As kids grow, they have more opportunities to make decisions. At first, a small choice between cookie and ice cream may seem simple, says Dr. David Rosenberg, a psychiatrist with Children’s Hospital of Michigan in Detroit. But as time goes on, small choices can become more overwhelming, triggering uncertainty and, for some, a nagging case of the “shouldas.” Why can this affect kids so strongly? Rosenberg has insights and solutions.
Rosenberg says children begin to overly second guess themselves as early as 3-4 years old. In these younger tykes, it’s likely due to their lack of development, he says. As new choices pop up, they may experience information overload. That can be overwhelming, possibly leading to uncertainty.
Later, children may feel a sense of insecurity. “When deciding between something they want to do, and something that they think they should be doing, children become flustered, leading to excessive second guessing,” Rosenberg says.

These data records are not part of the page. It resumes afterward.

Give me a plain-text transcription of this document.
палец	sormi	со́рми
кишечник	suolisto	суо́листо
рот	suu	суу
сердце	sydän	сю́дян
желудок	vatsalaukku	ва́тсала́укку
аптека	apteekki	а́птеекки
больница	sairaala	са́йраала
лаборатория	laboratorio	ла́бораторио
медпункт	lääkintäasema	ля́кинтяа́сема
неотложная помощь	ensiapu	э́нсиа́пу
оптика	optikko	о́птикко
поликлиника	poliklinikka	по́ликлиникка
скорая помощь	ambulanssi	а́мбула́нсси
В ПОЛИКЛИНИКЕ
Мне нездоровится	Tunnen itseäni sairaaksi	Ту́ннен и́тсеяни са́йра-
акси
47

Many kids internalize pressure from parents, teachers and peers to make “the right choice.” Their brains flutter back and forth trying to fulfill others’ expectations.

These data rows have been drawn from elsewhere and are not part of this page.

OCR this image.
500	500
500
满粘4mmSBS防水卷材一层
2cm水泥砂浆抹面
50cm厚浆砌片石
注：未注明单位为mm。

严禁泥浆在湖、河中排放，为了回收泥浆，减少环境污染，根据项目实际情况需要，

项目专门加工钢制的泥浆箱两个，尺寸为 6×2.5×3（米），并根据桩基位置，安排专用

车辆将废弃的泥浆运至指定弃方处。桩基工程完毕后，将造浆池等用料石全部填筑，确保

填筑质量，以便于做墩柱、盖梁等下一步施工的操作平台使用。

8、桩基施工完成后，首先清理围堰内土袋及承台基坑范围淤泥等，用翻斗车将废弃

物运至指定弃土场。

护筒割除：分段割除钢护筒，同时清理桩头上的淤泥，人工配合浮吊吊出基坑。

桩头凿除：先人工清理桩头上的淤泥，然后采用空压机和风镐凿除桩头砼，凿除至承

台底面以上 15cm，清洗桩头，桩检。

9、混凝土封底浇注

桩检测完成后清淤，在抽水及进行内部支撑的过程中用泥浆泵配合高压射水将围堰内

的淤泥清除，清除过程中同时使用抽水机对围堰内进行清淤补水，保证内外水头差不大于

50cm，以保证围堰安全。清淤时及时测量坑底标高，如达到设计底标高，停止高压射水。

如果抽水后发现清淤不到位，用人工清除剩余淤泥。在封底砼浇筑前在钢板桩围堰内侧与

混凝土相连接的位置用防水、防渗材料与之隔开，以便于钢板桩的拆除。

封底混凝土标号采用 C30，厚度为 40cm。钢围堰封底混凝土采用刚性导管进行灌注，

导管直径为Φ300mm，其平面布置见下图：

The last probable cause is self-doubt from parents or guardians. Decision-making is a skill developed in life. So when children view their role models second-guessing, it makes them feel that they need to do so as well.
Observe how your child faces decisions. It could be picking what sport to play or simply what to have for lunch, Rosenberg says. Signs of second-guessing include wariness as well as nagging anxiety when faced with a choice. Some kids may even ask for help when making a decision because of their lack of confidence in themselves as decision makers.
Is your child is becoming a frequent second guesser? Start with verbal support.
“It is important to encourage all of their decisions, regardless if they are correct or not,” Rosenberg says. Give them a sense of freedom and let them make some choices for themselves. If they make a “wrong” decision or things didn’t pan out, make it a teachable moment. Talk about what they can improve next time, and encourage them to pay attention to their social and physical cues when making choices.
Many parents make the mistake of making most choices for their children. If kids are cut off from making decisions at a young age, decision-making becomes even harder for them as they age. “Refrain from asking your child if they are sure about their choices and decision,” Rosenberg adds. This only encourages self-doubt and negatively impacts kids’ ability to make choices for themselves.